Just recently, an AFL-CIO report shows the CEOs at 299 U.S. born companies earned a staggering $3.4 billion combined in executive compensation in 2010. This is a 23 percent increase from the prior year. Nearly 190 of those chief executives got a pay raise compared to their 2009 levels.
This also comes at a time when rank and file workers and retirees whose lifelines and retirement benefits have all but dried up. And that is to say nothing of their co-workers jobs, which have been CAPTA’d and NAFTA’d overseas.
The class war is being won by the "2 percenters" who are successfully convincing middle-class Americans that public employees are the enemy. They say we are the cause of their woes-- that we are eating up their taxes and increasing their costs.

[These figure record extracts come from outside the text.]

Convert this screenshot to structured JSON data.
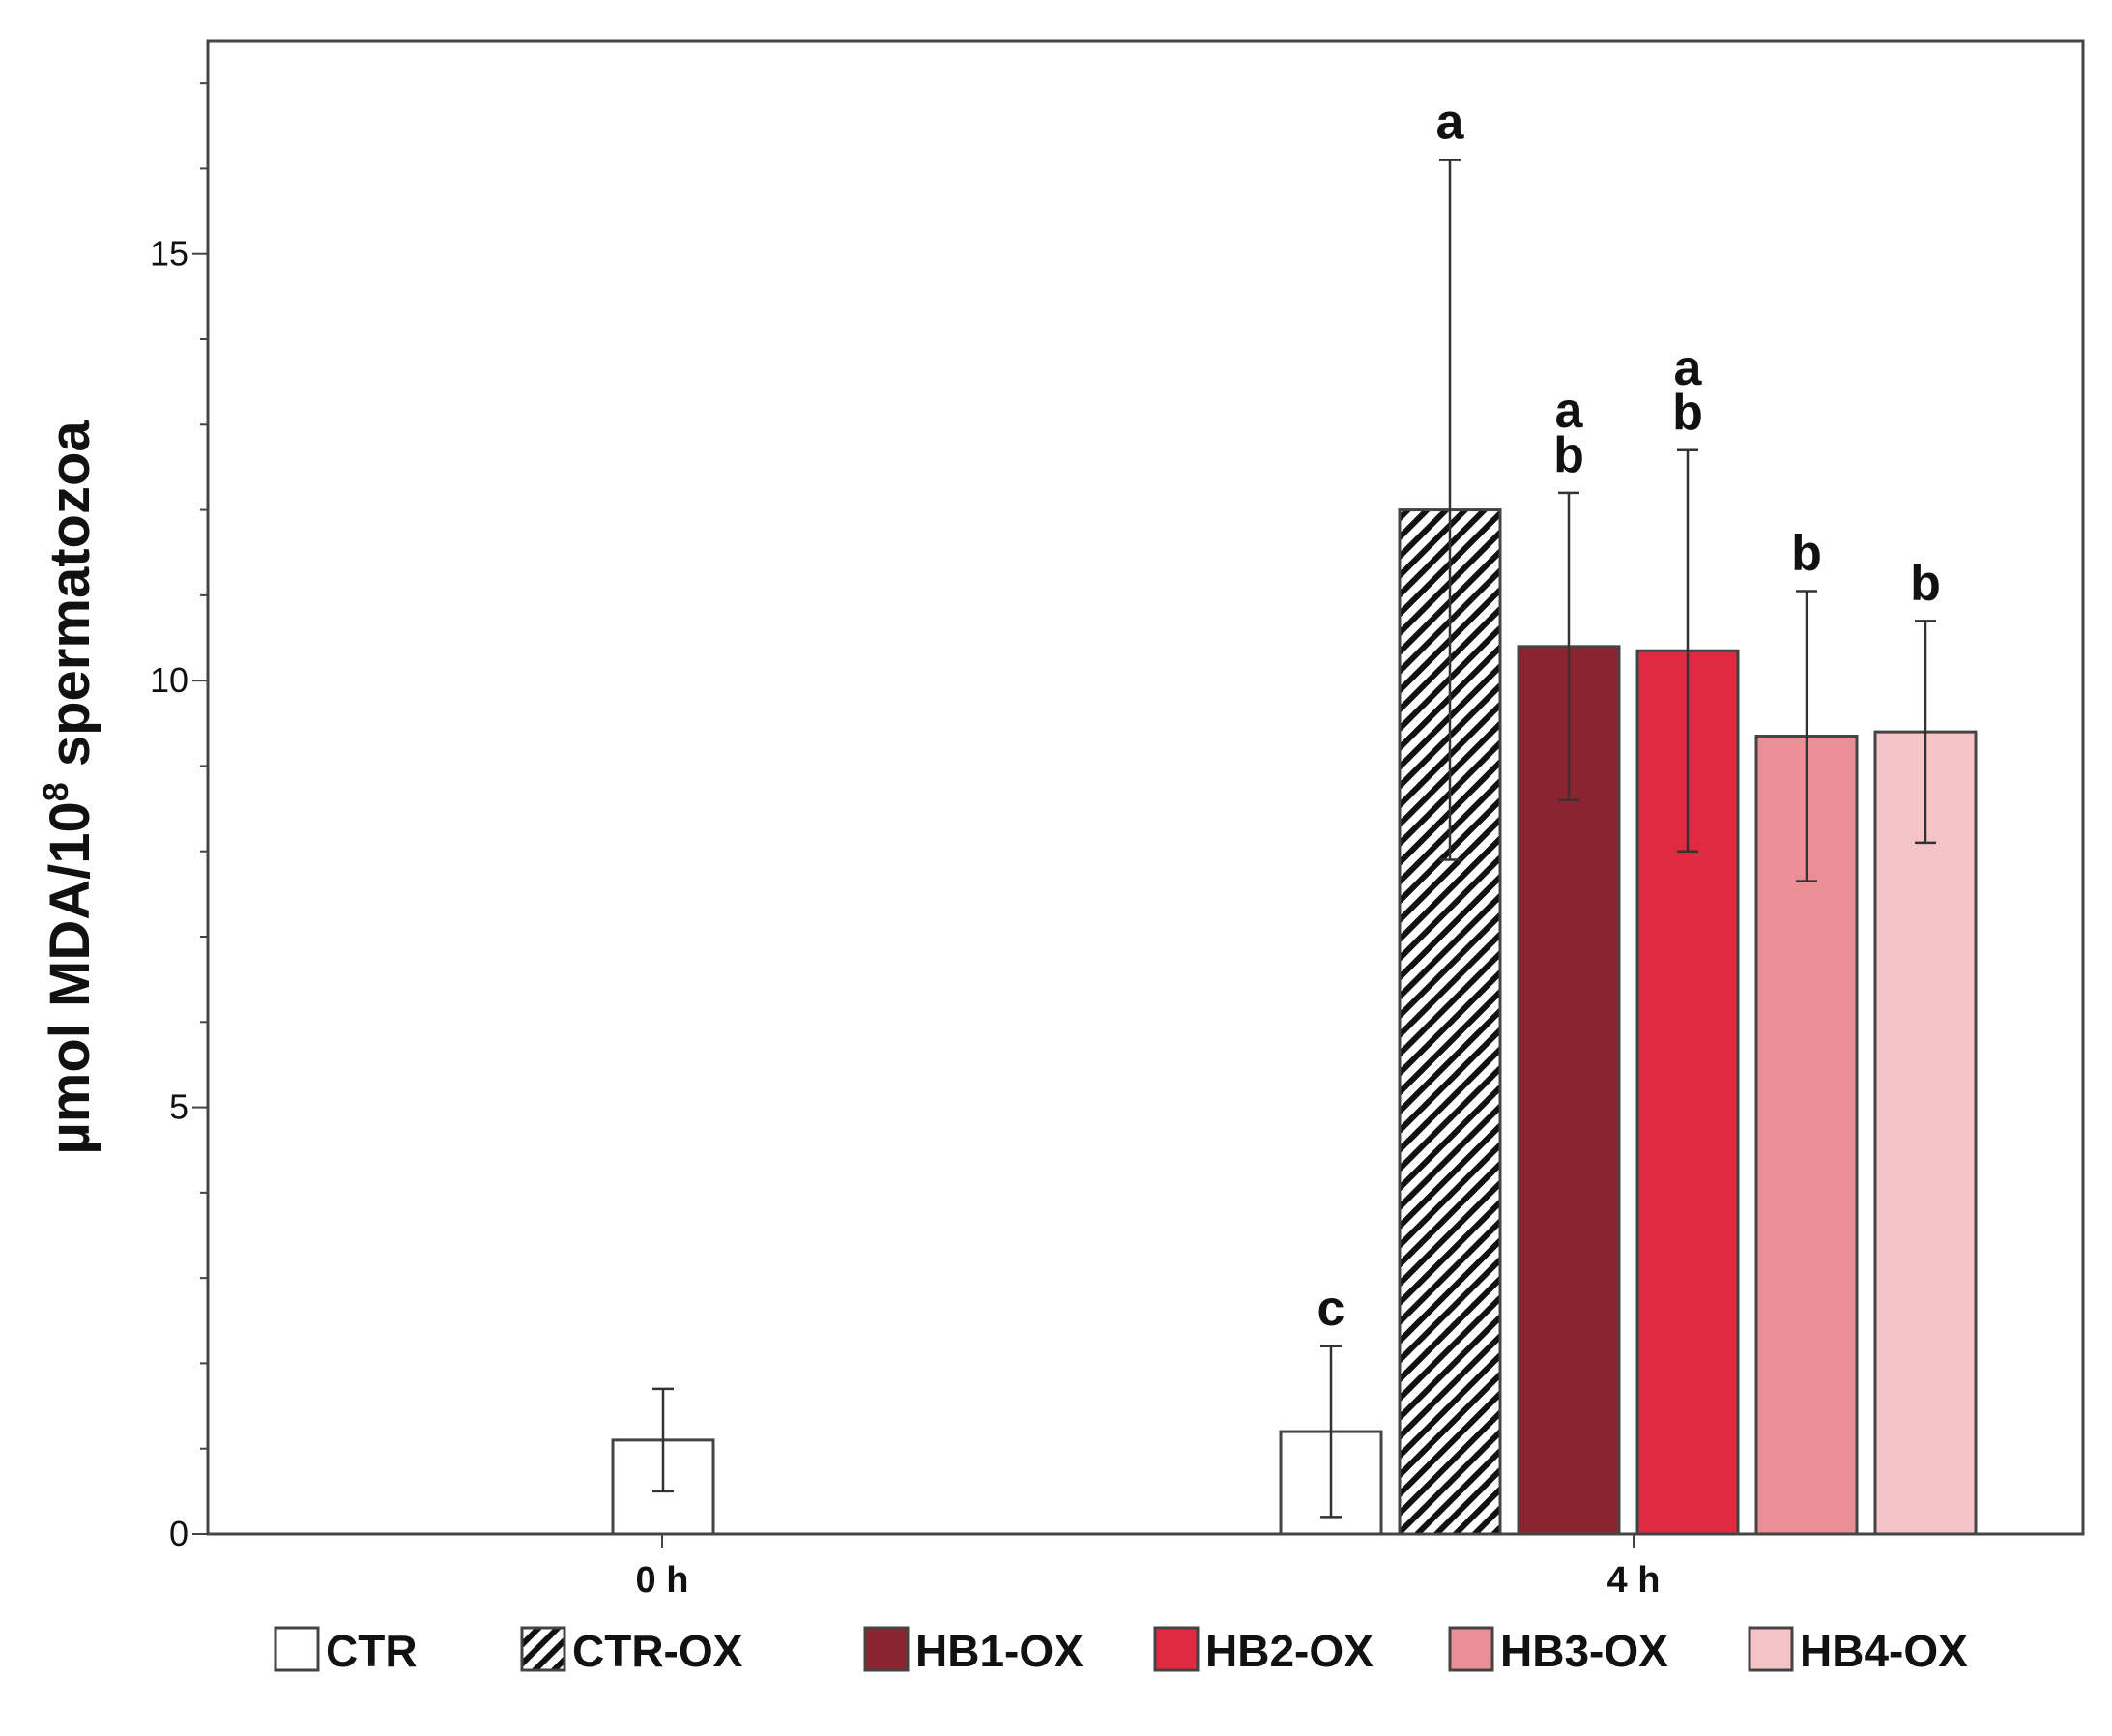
{
  "chart_data": {
    "type": "bar",
    "title": "",
    "xlabel": "",
    "ylabel": {
      "prefix": "µmol MDA/10",
      "superscript": "8",
      "suffix": " spermatozoa"
    },
    "ylim": [
      0,
      17.5
    ],
    "yticks": [
      0,
      5,
      10,
      15
    ],
    "categories": [
      "0 h",
      "4 h"
    ],
    "series": [
      {
        "name": "CTR",
        "color": "#ffffff",
        "pattern": "none",
        "values": [
          1.1,
          1.2
        ],
        "errors": [
          0.6,
          1.0
        ],
        "labels": [
          "",
          "c"
        ]
      },
      {
        "name": "CTR-OX",
        "color": "#ffffff",
        "pattern": "hatch",
        "values": [
          null,
          12.0
        ],
        "errors": [
          null,
          4.1
        ],
        "labels": [
          "",
          "a"
        ]
      },
      {
        "name": "HB1-OX",
        "color": "#8c2430",
        "pattern": "none",
        "values": [
          null,
          10.4
        ],
        "errors": [
          null,
          1.8
        ],
        "labels": [
          "",
          "a\nb"
        ]
      },
      {
        "name": "HB2-OX",
        "color": "#e02a40",
        "pattern": "none",
        "values": [
          null,
          10.35
        ],
        "errors": [
          null,
          2.35
        ],
        "labels": [
          "",
          "a\nb"
        ]
      },
      {
        "name": "HB3-OX",
        "color": "#ea8f95",
        "pattern": "none",
        "values": [
          null,
          9.35
        ],
        "errors": [
          null,
          1.7
        ],
        "labels": [
          "",
          "b"
        ]
      },
      {
        "name": "HB4-OX",
        "color": "#f6c4c7",
        "pattern": "none",
        "values": [
          null,
          9.4
        ],
        "errors": [
          null,
          1.3
        ],
        "labels": [
          "",
          "b"
        ]
      }
    ],
    "legend": {
      "position": "bottom"
    }
  }
}
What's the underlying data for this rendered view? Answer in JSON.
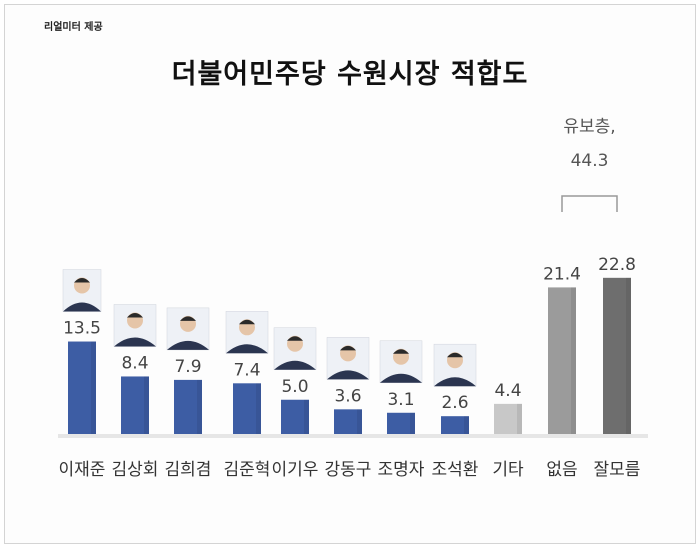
{
  "source_label": "리얼미터 제공",
  "colors": {
    "blue_bar": "#3d5da4",
    "gray_bar": "#c8c8c8",
    "undecided_bar": "#9b9b9b",
    "dont_know_bar": "#6e6e6e"
  },
  "chart_data": {
    "type": "bar",
    "title": "더불어민주당 수원시장 적합도",
    "categories": [
      "이재준",
      "김상회",
      "김희겸",
      "김준혁",
      "이기우",
      "강동구",
      "조명자",
      "조석환",
      "기타",
      "없음",
      "잘모름"
    ],
    "values": [
      13.5,
      8.4,
      7.9,
      7.4,
      5.0,
      3.6,
      3.1,
      2.6,
      4.4,
      21.4,
      22.8
    ],
    "value_labels": [
      "13.5",
      "8.4",
      "7.9",
      "7.4",
      "5.0",
      "3.6",
      "3.1",
      "2.6",
      "4.4",
      "21.4",
      "22.8"
    ],
    "has_photo": [
      true,
      true,
      true,
      true,
      true,
      true,
      true,
      true,
      false,
      false,
      false
    ],
    "bar_colors": [
      "#3d5da4",
      "#3d5da4",
      "#3d5da4",
      "#3d5da4",
      "#3d5da4",
      "#3d5da4",
      "#3d5da4",
      "#3d5da4",
      "#c8c8c8",
      "#9b9b9b",
      "#6e6e6e"
    ],
    "bracket_annotation": {
      "line1": "유보층,",
      "line2": "44.3",
      "spans": [
        "없음",
        "잘모름"
      ]
    },
    "xlabel": "",
    "ylabel": "",
    "ylim": [
      0,
      25
    ],
    "grid": false,
    "legend": "none"
  }
}
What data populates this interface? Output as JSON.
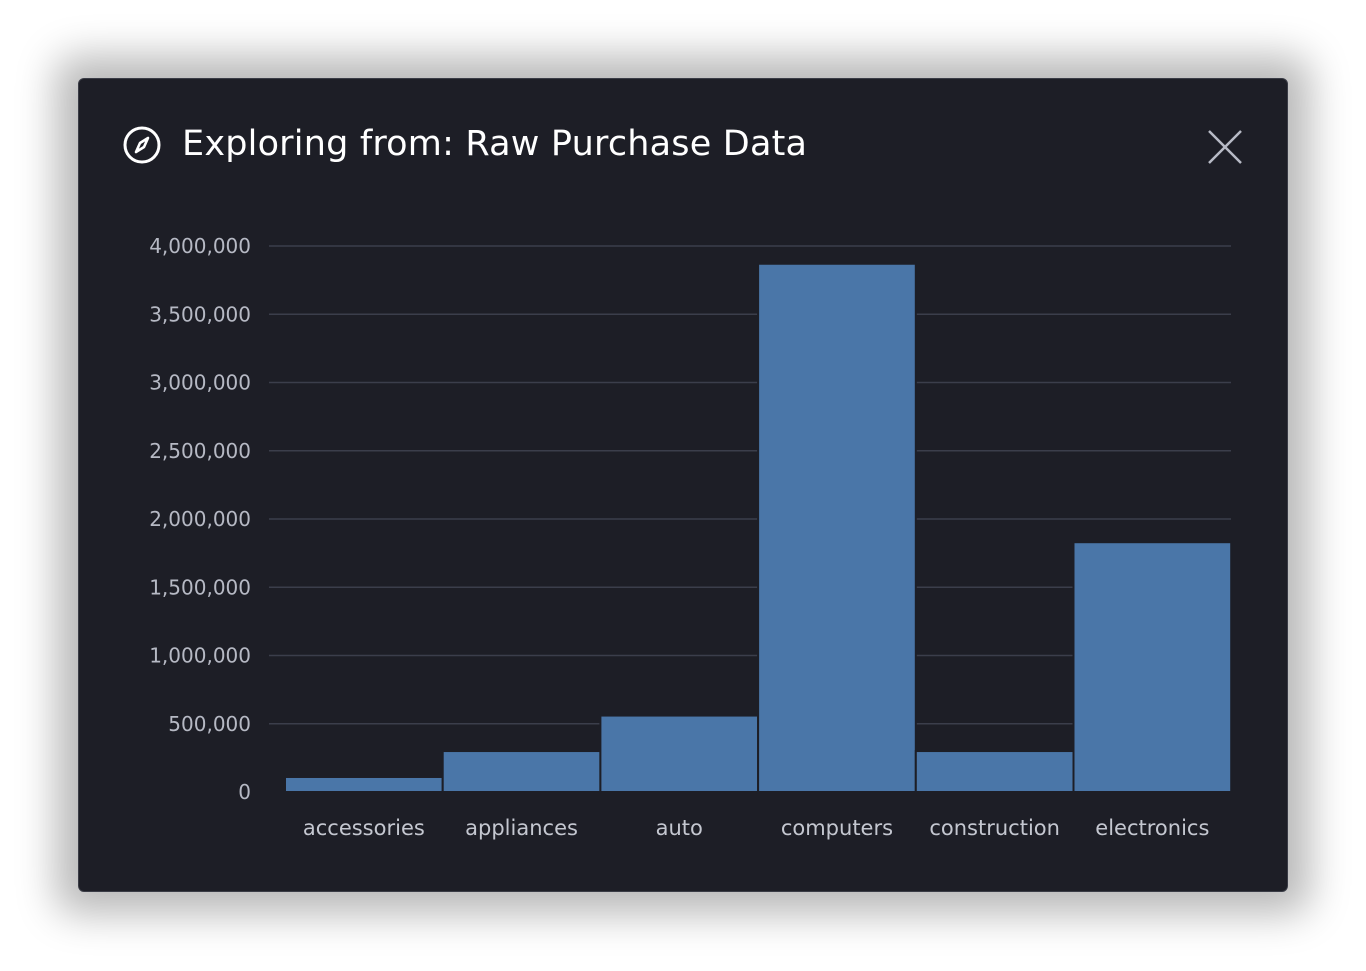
{
  "modal": {
    "title": "Exploring from: Raw Purchase Data",
    "icon": "compass-icon",
    "close_icon": "close-icon"
  },
  "colors": {
    "background": "#1d1e26",
    "bar": "#4a76a8",
    "bar_stroke": "#1d1e26",
    "grid": "#3b3e4b",
    "text": "#ffffff"
  },
  "chart_data": {
    "type": "bar",
    "categories": [
      "accessories",
      "appliances",
      "auto",
      "computers",
      "construction",
      "electronics"
    ],
    "values": [
      110000,
      300000,
      560000,
      3870000,
      300000,
      1830000
    ],
    "ylim": [
      0,
      4000000
    ],
    "yticks": [
      0,
      500000,
      1000000,
      1500000,
      2000000,
      2500000,
      3000000,
      3500000,
      4000000
    ],
    "ytick_labels": [
      "0",
      "500,000",
      "1,000,000",
      "1,500,000",
      "2,000,000",
      "2,500,000",
      "3,000,000",
      "3,500,000",
      "4,000,000"
    ],
    "grid": true,
    "legend": "none"
  }
}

If we are to point fingers at anyone, we should be recognizing the fact that extending the Bush Tax Cuts, opening corporate tax loopholes, greedy Wall Street fat cats and financial market deregulation are all responsible for the inability for federal, state and local governments to generate enough revenue to balance our budgets.
Tom Privitere (wearing red) attends the "Save Our Schools" Rally at the Liberty Pole in downtown Rochester, N.Y. on March 17, 2011. photo: Ove Overmyer |
The fact is that the same people who are controlling the media are subliminally and overtly messaging a mantra to the masses that keeps us fighting amongst ourselves while they sit on their yachts, and in their ivory towers, rubbing their hands with glee as they count their millions and laugh at just how easily they have manipulated the conversation.
If you haven't been paying attention of late, these conquer and divide strategies pitting the “private” against the “public” sector is exactly what the “2 percenters” and multi-national corporations planned for us all along.
They have redefined “us” and “them.” They have ingeniously removed themselves from the field of battle and watch from above as working middle-class Americans of public and private stripes argue amongst themselves and waste energy finger pointing at each other. The real culprits in this class war insulate themselves from responsibility and exempt themselves from not only taxes, but dodge the blame for the disintegration of our free market system.
This is a race to the bottom folks, and I refuse to be a pawn in that game of war.